2. Delinquent children. This can be a problem but it need not be. In some cases children ride the buses to church, get off the buses, run around the neighborhood until time to reload and never enter into the Sunday school class or the church service. This can be eliminated by the proper use of stamps and stamp pads. Each Sunday school class or department can be equipped with a stamp pad and a stamp with the initials of the church. This stamp should be about the size of a nickel as shown below:

Each teacher or superintendent stamps the back of each child’s hand. When the child boards the bus he shows his hand to the driver with the proof that he was in Sunday school. A child who skips Sunday school will not have the stamp on his hand and can be disciplined accordingly.

3. Lost children. As a bus ministry grows it becomes increasingly difficult to avoid children becoming lost. This problem can also be solved with the use of a stamp. Each bus captain stamps the hand of each child with the number of the bus as he boards the bus. For example, the captain of bus #1 places a stamp on the back of each passenger’s hand as shown below:

Then each department is provided with a list of buses, bus number, and bus captain. If a child loses his bus, any adult can check the back of his hand for the bus number. The adult can then go to any department and check this list. He then learns the names of the captains and drivers associated with this particular bus number.

4. Misbehavior in the services. Oftentimes people complain about a bus ministry because of the children’s misbehavior in the public services. This problem can be solved in several different ways.

A portion of the church can be reserved for the bus children and volunteer workers can sit with them during the preaching service. One worker for each five to ten children can help discipline them and keep them quiet during the service.

In some churches the bus ministry has grown to such proportions that the church must provide a special preaching service or services for the bus children. In such a case an assistant pastor should preach to them. If the church has no assistant pastor, some God-called preacher or preacher boy could go and preach to these bus children. Of course this would not occupy all of the time during the preaching service. hence, well-trained workers can be provided to care for them during the church service time. This should not be just a time of coloring and having amusements and entertainment. It should not even be a time limited to a Sunday school type service. There should definitely be preaching. We find it wise to have a choir, special music, offering, sermon, etc. In addition to this church type service, a well-trained worker may have some time of entertainment and inspiration for them. This has proven very helpful in many churches in the reaching of bus children.

5. Criticism by members. Probably in every church there are people who will rise in opposition against a bus ministry. These, thank the Lord, are usually in a minority and because they are, they should not be allowed to dictate the policies of the church. They should be dealt with very kindly and yet firmly.

I recall when I first came to the First Baptist Church and started our bus ministry, a well-to-do member came to me and said, “Pastor, what are we going to do with all of these little bus kids?”

I said, “I don’t know what you are going to do with them but I am going to love them.”

Then the member said, “If they stay, I leave.”

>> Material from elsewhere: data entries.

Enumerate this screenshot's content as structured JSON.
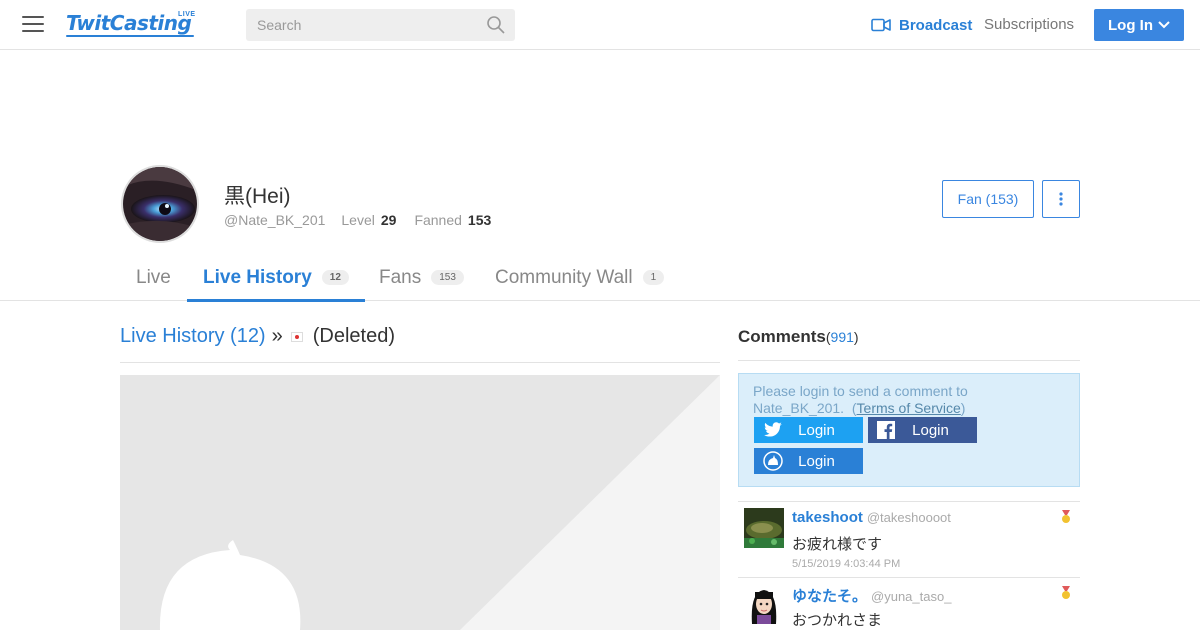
{
  "header": {
    "logo": "TwitCasting",
    "logo_live": "LIVE",
    "search_placeholder": "Search",
    "broadcast_label": "Broadcast",
    "subscriptions_label": "Subscriptions",
    "login_label": "Log In",
    "accent": "#2a80d6"
  },
  "profile": {
    "name": "黒(Hei)",
    "handle": "@Nate_BK_201",
    "level_label": "Level",
    "level": "29",
    "fanned_label": "Fanned",
    "fanned": "153",
    "fan_button": "Fan (153)"
  },
  "tabs": [
    {
      "label": "Live",
      "badge": ""
    },
    {
      "label": "Live History",
      "badge": "12"
    },
    {
      "label": "Fans",
      "badge": "153"
    },
    {
      "label": "Community Wall",
      "badge": "1"
    }
  ],
  "main": {
    "history_link": "Live History (12)",
    "separator": "»",
    "title": "(Deleted)"
  },
  "comments": {
    "title": "Comments",
    "open_paren": "(",
    "count": "991",
    "close_paren": ")",
    "login_prompt": "Please login to send a comment to Nate_BK_201.",
    "tos_open": "(",
    "tos": "Terms of Service",
    "tos_close": ")",
    "twitter_login": "Login",
    "facebook_login": "Login",
    "twitcasting_login": "Login",
    "items": [
      {
        "name": "takeshoot",
        "id": "@takeshoooot",
        "text": "お疲れ様です",
        "time": "5/15/2019 4:03:44 PM"
      },
      {
        "name": "ゆなたそ。",
        "id": "@yuna_taso_",
        "text": "おつかれさま",
        "time": ""
      }
    ]
  }
}
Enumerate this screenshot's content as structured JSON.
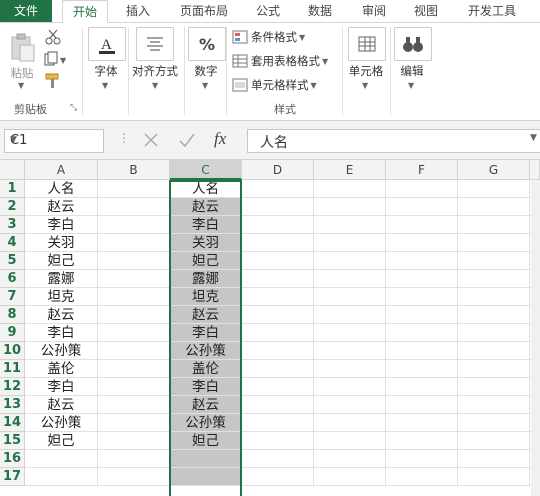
{
  "tabs": [
    "文件",
    "开始",
    "插入",
    "页面布局",
    "公式",
    "数据",
    "审阅",
    "视图",
    "开发工具"
  ],
  "ribbon": {
    "clipboard": {
      "paste": "粘贴",
      "group": "剪贴板"
    },
    "font": "字体",
    "align": "对齐方式",
    "number": "数字",
    "styles": {
      "cond": "条件格式",
      "table": "套用表格格式",
      "cell": "单元格样式",
      "group": "样式"
    },
    "cells": "单元格",
    "edit": "编辑",
    "number_icon_text": "%",
    "font_icon_text": "A"
  },
  "formula_bar": {
    "name_box": "C1",
    "fx_label": "fx",
    "content": "人名"
  },
  "columns": [
    "A",
    "B",
    "C",
    "D",
    "E",
    "F",
    "G"
  ],
  "rows": [
    "1",
    "2",
    "3",
    "4",
    "5",
    "6",
    "7",
    "8",
    "9",
    "10",
    "11",
    "12",
    "13",
    "14",
    "15",
    "16",
    "17"
  ],
  "col_a": [
    "人名",
    "赵云",
    "李白",
    "关羽",
    "妲己",
    "露娜",
    "坦克",
    "赵云",
    "李白",
    "公孙策",
    "盖伦",
    "李白",
    "赵云",
    "公孙策",
    "妲己",
    "",
    ""
  ],
  "col_c": [
    "人名",
    "赵云",
    "李白",
    "关羽",
    "妲己",
    "露娜",
    "坦克",
    "赵云",
    "李白",
    "公孙策",
    "盖伦",
    "李白",
    "赵云",
    "公孙策",
    "妲己",
    "",
    ""
  ],
  "colors": {
    "accent": "#217346",
    "selection": "#c6c6c6"
  }
}
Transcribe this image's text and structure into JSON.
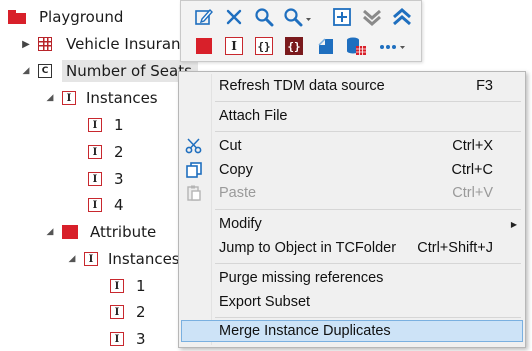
{
  "tree": {
    "root": "Playground",
    "vehicle": "Vehicle Insurance",
    "seats": "Number of Seats",
    "instances": "Instances",
    "instance_values": [
      "1",
      "2",
      "3",
      "4"
    ],
    "attribute": "Attribute",
    "attr_instances": "Instances",
    "attr_instance_values": [
      "1",
      "2",
      "3"
    ]
  },
  "toolbar": {
    "buttons": [
      "edit-icon",
      "delete-icon",
      "search-icon",
      "search-dropdown-icon",
      "add-icon",
      "collapse-icon",
      "expand-icon",
      "module-icon",
      "instance-icon",
      "curly-braces-icon",
      "attribute-braces-icon",
      "shape-icon",
      "database-table-icon",
      "more-icon"
    ]
  },
  "menu": {
    "refresh": "Refresh TDM data source",
    "refresh_sc": "F3",
    "attach": "Attach File",
    "cut": "Cut",
    "cut_sc": "Ctrl+X",
    "copy": "Copy",
    "copy_sc": "Ctrl+C",
    "paste": "Paste",
    "paste_sc": "Ctrl+V",
    "modify": "Modify",
    "jump": "Jump to Object in TCFolder",
    "jump_sc": "Ctrl+Shift+J",
    "purge": "Purge missing references",
    "export": "Export Subset",
    "merge": "Merge Instance Duplicates"
  },
  "colors": {
    "accent_red": "#d8202a",
    "highlight": "#cde3f7",
    "toolbar_blue": "#1f6fbf"
  }
}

Thank the Lord, that is exactly what happened. The bus children stayed and he left. We felt we got the best of the deal. No minority born in the “objective case” and the “kickative mood” should be allowed to stop the progress of God’s work and the reaching of hundreds of people for Jesus Christ.

Used properly and organized effectively, a bus ministry can be a tremendous asset to a church, and more important, a church can be a tremendous blessing to thousands of people by the proper use of a bus ministry.